Frequently Asked Questions


What are genetic algorithms?

Genetic algorithms (GAs) are search and optimization methods inspired by biological evolution. They maintain a population of candidate solutions and improve them over generations using three operators: selection (choosing the best individuals), crossover (combining two solutions), and mutation (randomly modifying a solution). GAs are particularly effective when the search space is large, complex, or poorly understood.

What types of problems can genetic algorithms solve?

Genetic algorithms are well suited for optimization and search problems where finding the best solution from a large set of possibilities is required. Examples include route planning (Travelling Salesman Problem), scheduling, engineering design, function optimization, evolving neural network architectures, and game strategy. They are especially useful when the fitness function is not differentiable or has no known analytical solution.
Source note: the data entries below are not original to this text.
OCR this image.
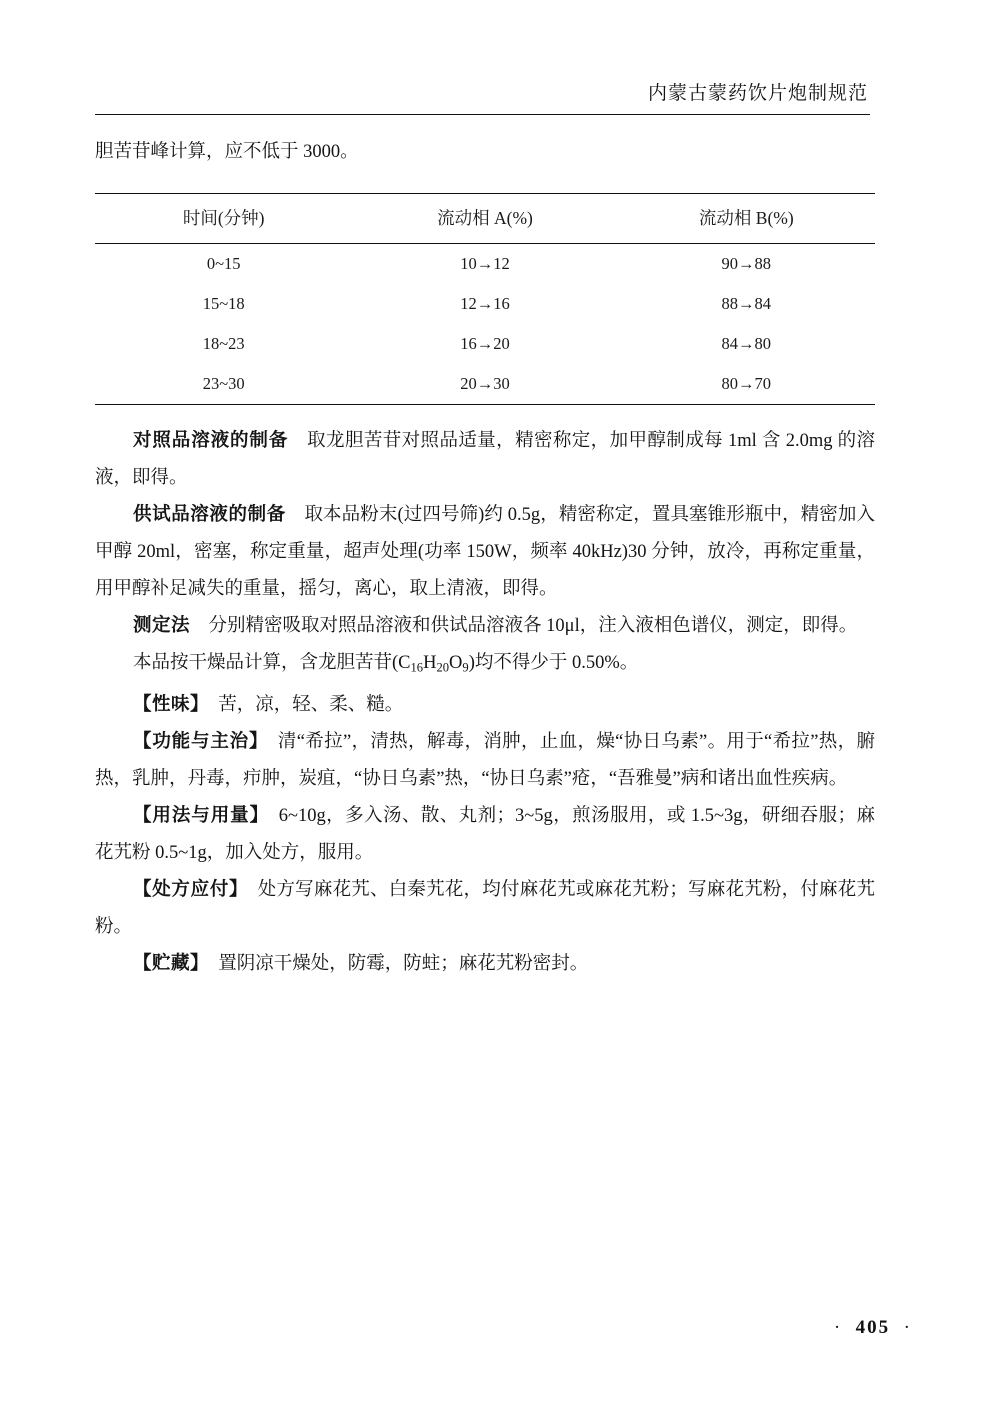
内蒙古蒙药饮片炮制规范

胆苦苷峰计算，应不低于 3000。

时间(分钟)	流动相 A(%)	流动相 B(%)
0~15	10→12	90→88
15~18	12→16	88→84
18~23	16→20	84→80
23~30	20→30	80→70

对照品溶液的制备　 取龙胆苦苷对照品适量，精密称定，加甲醇制成每 1ml 含 2.0mg 的溶液，即得。

供试品溶液的制备　 取本品粉末(过四号筛)约 0.5g，精密称定，置具塞锥形瓶中，精密加入甲醇 20ml，密塞，称定重量，超声处理(功率 150W，频率 40kHz)30 分钟，放冷，再称定重量，用甲醇补足减失的重量，摇匀，离心，取上清液，即得。

测定法　 分别精密吸取对照品溶液和供试品溶液各 10μl，注入液相色谱仪，测定，即得。

本品按干燥品计算，含龙胆苦苷$(C_{16}H_{20}O_9)$均不得少于 0.50%。

【性味】　 苦，凉，轻、柔、糙。

【功能与主治】　 清“希拉”，清热，解毒，消肿，止血，燥“协日乌素”。用于“希拉”热，腑热，乳肿，丹毒，疖肿，炭疽，“协日乌素”热，“协日乌素”疮，“吾雅曼”病和诸出血性疾病。

【用法与用量】　 6~10g，多入汤、散、丸剂；3~5g，煎汤服用，或 1.5~3g，研细吞服；麻花艽粉 0.5~1g，加入处方，服用。

【处方应付】　 处方写麻花艽、白秦艽花，均付麻花艽或麻花艽粉；写麻花艽粉，付麻花艽粉。

【贮藏】　 置阴凉干燥处，防霉，防蛀；麻花艽粉密封。

· 405 ·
Do I need programming experience to follow this tutorial?

No. The tutorial explains concepts step by step with diagrams and interactive browser-based demonstrations. No programming knowledge is required. If you want to implement your own GA afterwards, basic programming skills will help, but they are not needed to understand the material here.

How do genetic algorithms compare to gradient-based optimization?
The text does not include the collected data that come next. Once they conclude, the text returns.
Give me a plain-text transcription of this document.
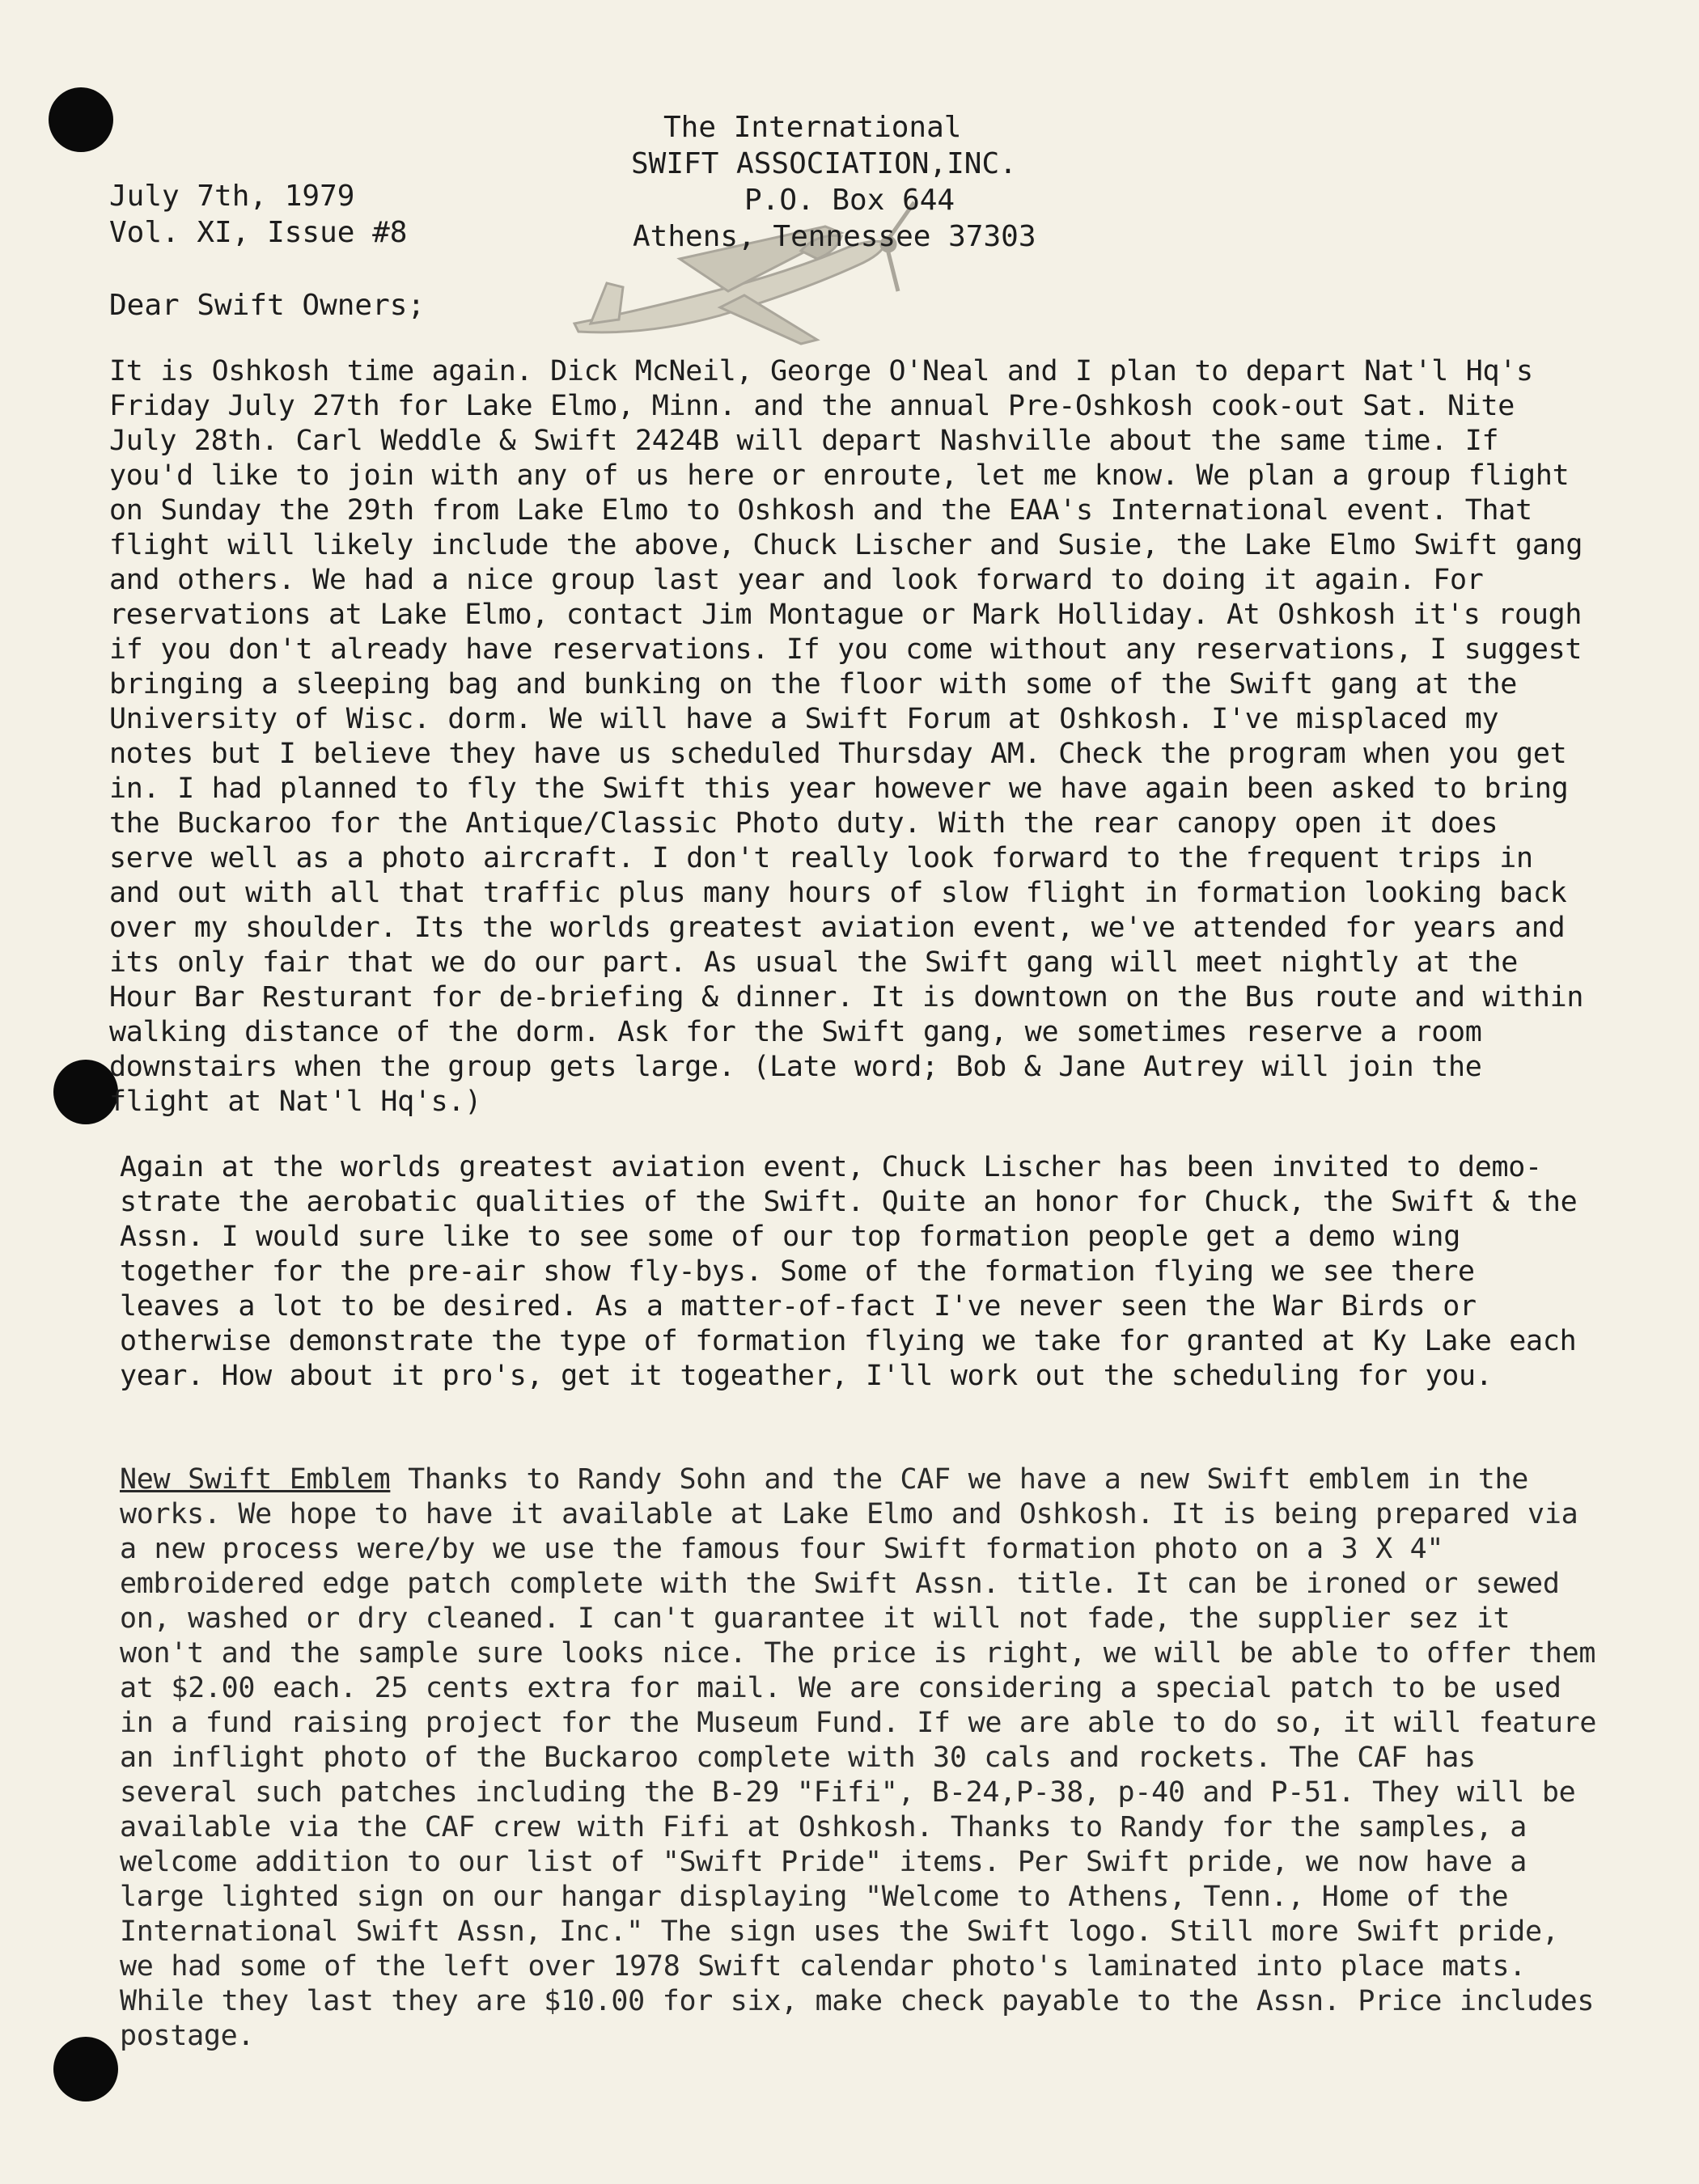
The International
SWIFT ASSOCIATION,INC.
P.O. Box 644
Athens, Tennessee 37303
July 7th, 1979
Vol. XI, Issue #8
Dear Swift Owners;
It is Oshkosh time again. Dick McNeil, George O'Neal and I plan to depart Nat'l Hq's Friday July 27th for Lake Elmo, Minn. and the annual Pre-Oshkosh cook-out Sat. Nite July 28th. Carl Weddle & Swift 2424B will depart Nashville about the same time. If you'd like to join with any of us here or enroute, let me know. We plan a group flight on Sunday the 29th from Lake Elmo to Oshkosh and the EAA's International event. That flight will likely include the above, Chuck Lischer and Susie, the Lake Elmo Swift gang and others. We had a nice group last year and look forward to doing it again. For reservations at Lake Elmo, contact Jim Montague or Mark Holliday. At Oshkosh it's rough if you don't already have reservations. If you come without any reservations, I suggest bringing a sleeping bag and bunking on the floor with some of the Swift gang at the University of Wisc. dorm. We will have a Swift Forum at Oshkosh. I've misplaced my notes but I believe they have us scheduled Thursday AM. Check the program when you get in. I had planned to fly the Swift this year however we have again been asked to bring the Buckaroo for the Antique/Classic Photo duty. With the rear canopy open it does serve well as a photo aircraft. I don't really look forward to the frequent trips in and out with all that traffic plus many hours of slow flight in formation looking back over my shoulder. Its the worlds greatest aviation event, we've attended for years and its only fair that we do our part. As usual the Swift gang will meet nightly at the Hour Bar Resturant for de-briefing & dinner. It is downtown on the Bus route and within walking distance of the dorm. Ask for the Swift gang, we sometimes reserve a room downstairs when the group gets large. (Late word; Bob & Jane Autrey will join the flight at Nat'l Hq's.)
Again at the worlds greatest aviation event, Chuck Lischer has been invited to demo-strate the aerobatic qualities of the Swift. Quite an honor for Chuck, the Swift & the Assn. I would sure like to see some of our top formation people get a demo wing together for the pre-air show fly-bys. Some of the formation flying we see there leaves a lot to be desired. As a matter-of-fact I've never seen the War Birds or otherwise demonstrate the type of formation flying we take for granted at Ky Lake each year. How about it pro's, get it togeather, I'll work out the scheduling for you.
New Swift Emblem Thanks to Randy Sohn and the CAF we have a new Swift emblem in the works. We hope to have it available at Lake Elmo and Oshkosh. It is being prepared via a new process were/by we use the famous four Swift formation photo on a 3 X 4" embroidered edge patch complete with the Swift Assn. title. It can be ironed or sewed on, washed or dry cleaned. I can't guarantee it will not fade, the supplier sez it won't and the sample sure looks nice. The price is right, we will be able to offer them at $2.00 each. 25 cents extra for mail. We are considering a special patch to be used in a fund raising project for the Museum Fund. If we are able to do so, it will feature an inflight photo of the Buckaroo complete with 30 cals and rockets. The CAF has several such patches including the B-29 "Fifi", B-24,P-38, p-40 and P-51. They will be available via the CAF crew with Fifi at Oshkosh. Thanks to Randy for the samples, a welcome addition to our list of "Swift Pride" items. Per Swift pride, we now have a large lighted sign on our hangar displaying "Welcome to Athens, Tenn., Home of the International Swift Assn, Inc." The sign uses the Swift logo. Still more Swift pride, we had some of the left over 1978 Swift calendar photo's laminated into place mats. While they last they are $10.00 for six, make check payable to the Assn. Price includes postage.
Gradient-based methods (such as gradient descent) follow the slope of the fitness function and can get stuck in local optima. Genetic algorithms explore the search space with a whole population simultaneously and are less likely to get trapped — but they are generally slower and computationally more expensive. GAs do not require the fitness function to be differentiable or continuous, making them applicable to a wider range of problems.
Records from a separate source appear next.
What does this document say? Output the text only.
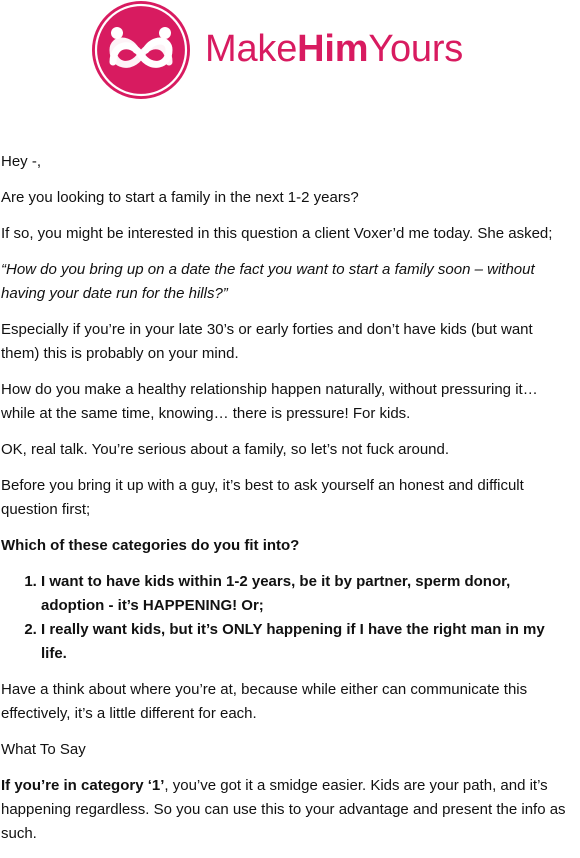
MakeHimYours

Hey -,

Are you looking to start a family in the next 1-2 years?

If so, you might be interested in this question a client Voxer’d me today. She asked;

“How do you bring up on a date the fact you want to start a family soon – without having your date run for the hills?”

Especially if you’re in your late 30’s or early forties and don’t have kids (but want them) this is probably on your mind.

How do you make a healthy relationship happen naturally, without pressuring it… while at the same time, knowing… there is pressure! For kids.

OK, real talk. You’re serious about a family, so let’s not fuck around.

Before you bring it up with a guy, it’s best to ask yourself an honest and difficult question first;

Which of these categories do you fit into?

1. I want to have kids within 1-2 years, be it by partner, sperm donor, adoption - it’s HAPPENING! Or;
2. I really want kids, but it’s ONLY happening if I have the right man in my life.

Have a think about where you’re at, because while either can communicate this effectively, it’s a little different for each.

What To Say

If you’re in category ‘1’, you’ve got it a smidge easier. Kids are your path, and it’s happening regardless. So you can use this to your advantage and present the info as such.
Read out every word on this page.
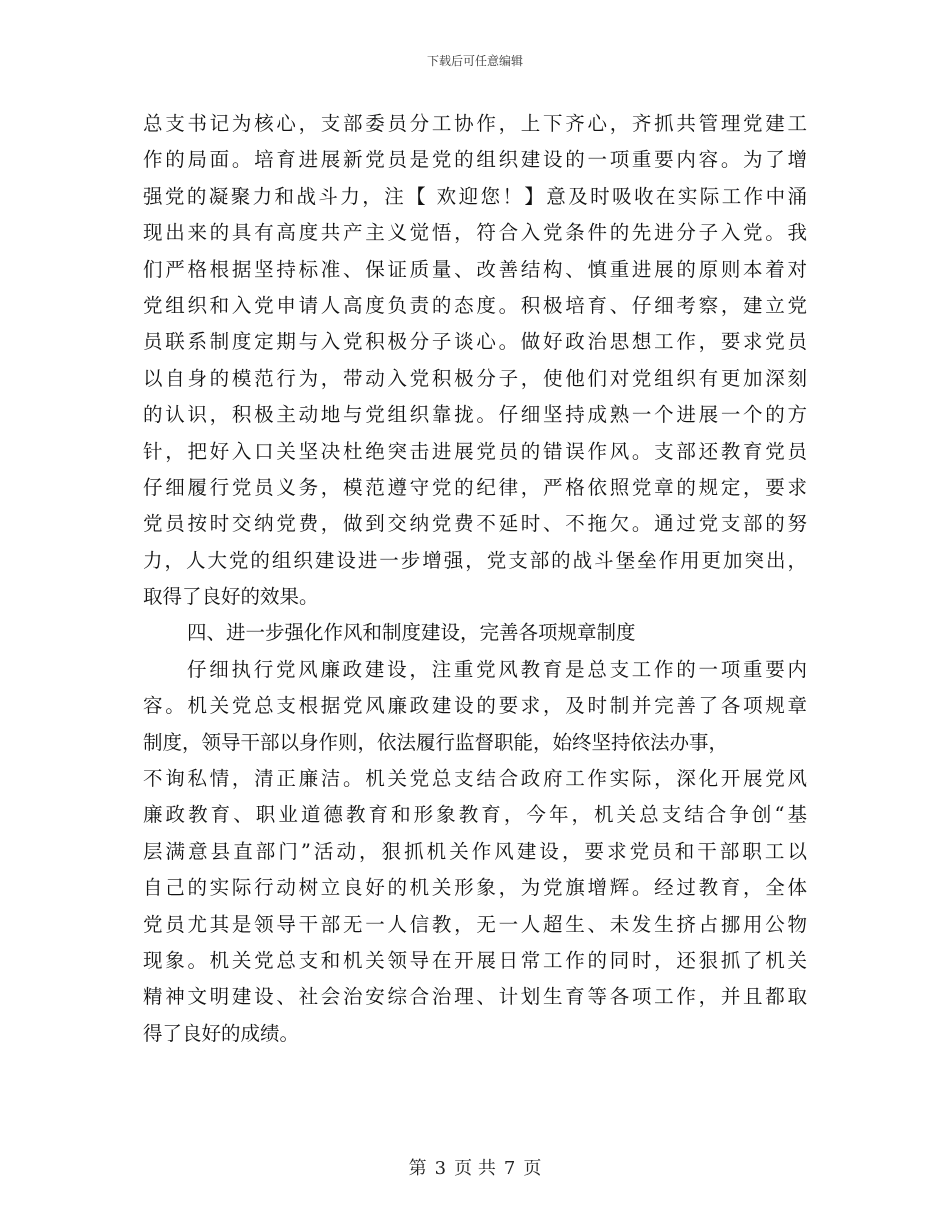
下载后可任意编辑
总支书记为核心，支部委员分工协作，上下齐心，齐抓共管理党建工
作的局面。培育进展新党员是党的组织建设的一项重要内容。为了增
强党的凝聚力和战斗力，注【 欢迎您！】意及时吸收在实际工作中涌
现出来的具有高度共产主义觉悟，符合入党条件的先进分子入党。我
们严格根据坚持标准、保证质量、改善结构、慎重进展的原则本着对
党组织和入党申请人高度负责的态度。积极培育、仔细考察，建立党
员联系制度定期与入党积极分子谈心。做好政治思想工作，要求党员
以自身的模范行为，带动入党积极分子，使他们对党组织有更加深刻
的认识，积极主动地与党组织靠拢。仔细坚持成熟一个进展一个的方
针，把好入口关坚决杜绝突击进展党员的错误作风。支部还教育党员
仔细履行党员义务，模范遵守党的纪律，严格依照党章的规定，要求
党员按时交纳党费，做到交纳党费不延时、不拖欠。通过党支部的努
力，人大党的组织建设进一步增强，党支部的战斗堡垒作用更加突出，
取得了良好的效果。
四、进一步强化作风和制度建设，完善各项规章制度
仔细执行党风廉政建设，注重党风教育是总支工作的一项重要内
容。机关党总支根据党风廉政建设的要求，及时制并完善了各项规章
制度，领导干部以身作则，依法履行监督职能，始终坚持依法办事，
不询私情，清正廉洁。机关党总支结合政府工作实际，深化开展党风
廉政教育、职业道德教育和形象教育，今年，机关总支结合争创“基
层满意县直部门”活动，狠抓机关作风建设，要求党员和干部职工以
自己的实际行动树立良好的机关形象，为党旗增辉。经过教育，全体
党员尤其是领导干部无一人信教，无一人超生、未发生挤占挪用公物
现象。机关党总支和机关领导在开展日常工作的同时，还狠抓了机关
精神文明建设、社会治安综合治理、计划生育等各项工作，并且都取
得了良好的成绩。
第 3 页 共 7 页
How do I choose population size, crossover rate, and mutation rate?

There are no universal rules, but empirical guidelines suggest: population size 20–100, crossover rate 80–95%, mutation rate 0.5–1%. The right values depend on your specific problem and encoding. The Parameters chapter covers the options in detail, and the interactive demo lets you experiment directly.

Can a genetic algorithm guarantee finding the optimal solution?

No. Genetic algorithms are heuristics — they search for good solutions but cannot guarantee finding the global optimum. The quality of results depends heavily on the choice of encoding, fitness function, and parameters. For many real-world problems, a near-optimal solution found quickly is more practical than an exact solution that would take too long to compute.

What is the Travelling Salesman Problem used as an example?

The Travelling Salesman Problem (TSP) asks for the shortest route visiting a set of cities exactly once and returning to the start. It is a classic NP-hard combinatorial optimization problem. TSP is used in this tutorial to demonstrate permutation encoding and to show how GAs handle combinatorial search problems where gradient-based methods do not apply. See the TSP example chapter for details.

Can I use or reproduce the content of this tutorial?

The text and images in this tutorial are published under the Creative Commons Attribution–ShareAlike 4.0 licence (CC BY-SA 4.0). You are free to share and adapt them, provided you give appropriate credit and distribute any adaptations under the same licence.